Tammy Johnson is leaning in conspiratorially from her station at the teller stand at Woodbury Banking Co., just off the modest strip of one-story businesses in the heart of town.

She was a skeptic herself. But Marshall came into the bank one day and predicted a stroke of bad luck would befall her family. Soon after, Johnson’s mother was diagnosed with kidney cancer.

Then Johnson had Marshall pray for her recovery.

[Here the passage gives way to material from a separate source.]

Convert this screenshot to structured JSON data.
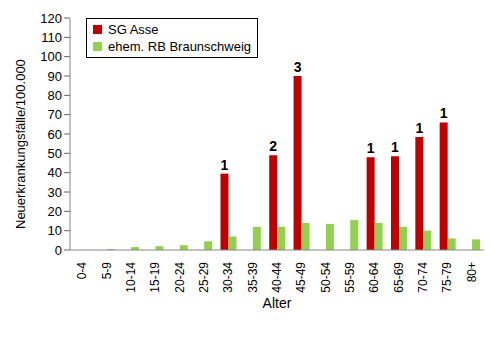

Today the woman is in near-perfect health.

“For some reason or another,” Johnson says, “his prayers are always answered.”

Another town legend has it that Marshall, who moved here in the 1970s, predicted ill health for a former mayor just before doctors discovered an aneurysm.

Years later, another mayor needed a heart transplant, and people in Woodbury claim Marshall foresaw that, too.

“He stays in touch,” says Robert Lovett, who works at the town water plant. “He knows what’s going on.”

Allen Stephens, who serves as Woodbury mayor when he is not tending his flower shop, says people who have heard the Marshall legend send him letters, asking him to mail back items he has blessed.

“He blesses bird seed a lot,” the mayor says. “And from what I understand, it’s worldwide.”

Marshall does not ask for anything in return, he says although a man who won several thousand dollars on lottery numbers he recommended once paid to have the roof redone on Rose Avenue.

But people pay anyway. The tellers at the bank say they have seen Marshall deposit single checks from out-of-town, or even out-of-state, for thousands of dollars.

Talking with God

Most people who know Marshall and most everyone in this town does will talk freely about him, smiling and shaking their heads at what he has predicted in the past.

“People are afraid of him. They think he can put spells on them,” says Tommy Davis, who works at Four Point LP Gas downtown. “It’s like a root doctor. People are scared. The ol’ country folks, they believe that, and they won’t cross him, and that’s all there is to it.”

Marshall laughs off the notion. He sincerely believes he is a prophet, but does not make much of it. All he has done, he says, is harness the power of prayer.

He grew up poor and Baptist, in a family that clung to God because God was all there was.

And today, he will tell you he believes in simple things love, happiness, purity, fairness. He has a deep love of country, and has tacked up spray-painted messages of patriotism all over his house.

“We didn’t have nothing. That is what my family depended on God and working,” he says. “God is the only one I look up to. I’ve been everywhere, and I ain’t never seen anyone smarter.”